Ernie Dalton and friends

Planting a legacy

Ernie Dalton

Any given weekday, Ernie Dalton is in school. He’s 71, but he spends most days in first grade doing math problems or working in the garden at Nord Country School.

“It’s the greatest,” said Dalton, who volunteers as a math tutor four days a week. “I love those little 6-year-olds.”

Upon retirement after working 35 years in the chemical-fertilizer industry as a sales manager, Dalton was handed four grants and a project to plant gardens at schools. When the former Nord School principal asked Dalton to plant a crop of potatoes in 1991, Dalton found his niche. “It grew from there,” Dalton said.

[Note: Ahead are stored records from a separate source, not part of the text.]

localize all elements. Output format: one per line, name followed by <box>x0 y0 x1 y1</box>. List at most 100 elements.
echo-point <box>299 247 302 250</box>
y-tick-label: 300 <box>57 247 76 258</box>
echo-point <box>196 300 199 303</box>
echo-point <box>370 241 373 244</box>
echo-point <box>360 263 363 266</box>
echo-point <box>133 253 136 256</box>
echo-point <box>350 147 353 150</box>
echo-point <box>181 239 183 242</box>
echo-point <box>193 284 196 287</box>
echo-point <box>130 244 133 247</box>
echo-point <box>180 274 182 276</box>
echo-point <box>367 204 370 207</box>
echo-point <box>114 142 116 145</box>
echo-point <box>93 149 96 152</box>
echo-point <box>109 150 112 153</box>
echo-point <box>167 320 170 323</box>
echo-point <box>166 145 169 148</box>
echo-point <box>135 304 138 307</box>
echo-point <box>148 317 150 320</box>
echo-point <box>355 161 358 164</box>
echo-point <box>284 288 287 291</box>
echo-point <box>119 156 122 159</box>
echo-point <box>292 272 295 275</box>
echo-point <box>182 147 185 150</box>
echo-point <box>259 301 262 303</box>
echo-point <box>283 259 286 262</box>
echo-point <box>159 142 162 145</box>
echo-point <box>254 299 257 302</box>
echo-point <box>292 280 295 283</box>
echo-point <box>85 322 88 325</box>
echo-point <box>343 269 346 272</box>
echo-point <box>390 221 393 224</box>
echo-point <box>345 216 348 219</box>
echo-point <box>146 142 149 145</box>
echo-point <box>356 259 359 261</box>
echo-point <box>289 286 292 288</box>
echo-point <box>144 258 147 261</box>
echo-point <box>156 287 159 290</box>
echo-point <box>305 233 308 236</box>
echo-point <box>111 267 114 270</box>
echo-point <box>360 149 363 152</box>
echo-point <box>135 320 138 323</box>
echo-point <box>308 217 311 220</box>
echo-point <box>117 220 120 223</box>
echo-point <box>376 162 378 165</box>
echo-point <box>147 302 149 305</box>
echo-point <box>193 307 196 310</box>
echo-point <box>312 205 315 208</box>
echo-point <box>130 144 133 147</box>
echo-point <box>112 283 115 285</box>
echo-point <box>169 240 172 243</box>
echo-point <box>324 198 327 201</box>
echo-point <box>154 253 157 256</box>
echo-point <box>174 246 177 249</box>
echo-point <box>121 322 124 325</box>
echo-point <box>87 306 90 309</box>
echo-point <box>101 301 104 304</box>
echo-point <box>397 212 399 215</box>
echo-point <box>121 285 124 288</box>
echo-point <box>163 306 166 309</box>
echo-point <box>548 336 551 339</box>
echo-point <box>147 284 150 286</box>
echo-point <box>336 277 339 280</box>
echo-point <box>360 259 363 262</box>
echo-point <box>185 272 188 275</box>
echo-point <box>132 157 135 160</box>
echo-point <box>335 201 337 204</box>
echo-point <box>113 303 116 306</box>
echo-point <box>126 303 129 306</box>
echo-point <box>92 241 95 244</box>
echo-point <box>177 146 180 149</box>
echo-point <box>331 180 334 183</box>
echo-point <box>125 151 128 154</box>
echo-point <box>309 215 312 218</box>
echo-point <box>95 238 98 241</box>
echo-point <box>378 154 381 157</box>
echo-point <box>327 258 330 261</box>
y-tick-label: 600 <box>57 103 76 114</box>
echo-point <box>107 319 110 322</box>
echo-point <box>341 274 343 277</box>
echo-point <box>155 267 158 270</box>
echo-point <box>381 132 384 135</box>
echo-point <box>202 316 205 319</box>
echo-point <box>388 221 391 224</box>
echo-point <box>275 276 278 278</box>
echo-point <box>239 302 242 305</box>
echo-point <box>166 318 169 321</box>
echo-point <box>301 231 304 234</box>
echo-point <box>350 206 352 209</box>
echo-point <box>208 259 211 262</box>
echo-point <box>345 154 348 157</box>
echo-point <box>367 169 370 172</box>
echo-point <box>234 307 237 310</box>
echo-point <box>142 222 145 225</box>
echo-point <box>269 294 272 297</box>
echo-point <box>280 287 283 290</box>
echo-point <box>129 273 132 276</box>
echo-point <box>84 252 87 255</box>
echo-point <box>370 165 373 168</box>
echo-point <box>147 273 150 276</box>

Known to some as the master gardener, or “Farmer Ernie,” he maintains Nord School’s prolific garden. “My main hobby was gardening, and it’s 10 times more fun to do with kids,” he said.

Along with several rose bushes from the Butte Rose Society, of which he serves as the donation/education liaison, the garden now has fruit trees, broccoli, tomatoes and more. He helps students learn to eat and harvest healthy, garden-grown snacks.

When the Chico Unified School District announced it would close Nord School several years ago, Dalton and others stepped up to turn around a charter in an unheard-of four months. He went to meetings three to four nights a week trying to save the school, said Junell Lawrence, Nord’s office manager. Since then, the school has grown alongside the garden, and Dalton remains active on the school’s board.

Dalton is a well-known presence at other schools, too. When Chico Country Day School moved to its current location off Park Avenue, Dalton stepped in to help replant its garden. He still spends Friday mornings at the Chico Country Day garden. Then, Friday afternoons, he heads out to Shasta Elementary School and helps out in a first-grade classroom.

As if that weren’t enough, he also gives time to the after-school clubs at Nord. He was instrumental in getting the running club started, said Kathy Dahlgren, the school’s principal. Dalton, a UC Berkeley graduate, has always been a runner. He still runs, although a little slower these days, he said.

He also helps out with chess club and brought in a national champion to work with the children, Lawrence said.

“He’s our adopted grandpa, really,” she said.

Dalton and his wife, Donna, have lived in Chico 41 years, and have three children and six grandchildren.

By coincidence, Dalton’s birthday, Feb. 12, falls on the same day as Abraham Lincoln’s. So every year, he dresses up as “Erniham Lincoln” and quizzes the kids about Lincoln. “He’s just a pretty amazing guy,” Dahlgren said. “He’s an inspiration to all of us.”